Programming development category:

【1】 windows programming

【2】windwos core becomes

【3】Linux Programming

【4】Advanced transformation of unix environment

【5】IOS becomes

【6】The first line of code Android

【7】C programming language design

【8】C primer plus

【9】C and pointers

【10】C Expert Programming

【11】C Traps and Defects

【12】Assembly language (Wang Shuang)

【13】java core technology

【14】java programming ideas

【15】Python core programming

【16】Linuxshell script strategy

【17】Introduction to Algorithms

【18】Compilation principle

【19】Practical combat of compilation and decompilation technology

【20】How to clean your code

【21】Code encyclopedia

【22】Detailed explanation of TCP/IP

【23】Rootkit: Lurkers in the gray area of ​​the system

【24】Hacker attack and defense technology guide

【25】Encryption and decryption

【26】C++ disassembly and reverse analysis technology revealed

【27】Web security testing

【28】White hat talks about web security

【29】Proficient in script hacking

【30】Web front-end hacking technology revealed

【31】Applications for programmers

【32】English Writing Handbook: Elements of Style
 

Conclusion

The network security industry is like a river and lake, where people of all colors gather.

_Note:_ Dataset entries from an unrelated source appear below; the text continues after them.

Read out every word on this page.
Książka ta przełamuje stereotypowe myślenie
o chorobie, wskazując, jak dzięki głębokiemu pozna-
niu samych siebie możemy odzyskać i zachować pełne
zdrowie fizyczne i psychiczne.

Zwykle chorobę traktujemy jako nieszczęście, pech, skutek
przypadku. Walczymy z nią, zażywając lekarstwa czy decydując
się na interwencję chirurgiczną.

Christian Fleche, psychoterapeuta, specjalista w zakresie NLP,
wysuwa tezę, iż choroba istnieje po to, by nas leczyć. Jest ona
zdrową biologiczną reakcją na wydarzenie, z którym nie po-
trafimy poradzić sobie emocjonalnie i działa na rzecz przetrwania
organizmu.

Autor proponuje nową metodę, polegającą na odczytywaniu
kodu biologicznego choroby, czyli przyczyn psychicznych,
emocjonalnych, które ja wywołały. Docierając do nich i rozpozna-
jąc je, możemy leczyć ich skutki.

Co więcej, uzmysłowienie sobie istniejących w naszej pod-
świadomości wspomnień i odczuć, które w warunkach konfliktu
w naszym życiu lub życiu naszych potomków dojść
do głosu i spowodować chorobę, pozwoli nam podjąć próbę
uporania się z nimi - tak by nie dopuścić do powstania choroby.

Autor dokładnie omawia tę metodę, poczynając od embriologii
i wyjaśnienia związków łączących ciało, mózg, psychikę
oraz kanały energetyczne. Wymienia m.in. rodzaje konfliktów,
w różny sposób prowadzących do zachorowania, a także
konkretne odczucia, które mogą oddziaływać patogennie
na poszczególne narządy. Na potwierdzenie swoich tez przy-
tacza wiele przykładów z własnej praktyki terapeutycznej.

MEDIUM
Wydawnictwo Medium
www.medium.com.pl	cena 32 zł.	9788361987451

Compared with many well-known and upright people in European and American countries who have a solid foundation (understand encryption, know how to protect, can dig holes, and are good at engineering), our country's talents are more of a heretic (many white hats may be unconvinced), so in the future talent training and In terms of construction, it is necessary to adjust the structure and encourage more people to do "positive" "system construction" that combines "business" with "data" and "automation". Only in this way can we quench the thirst for talents and truly provide comprehensive services to society. The Internet provides security.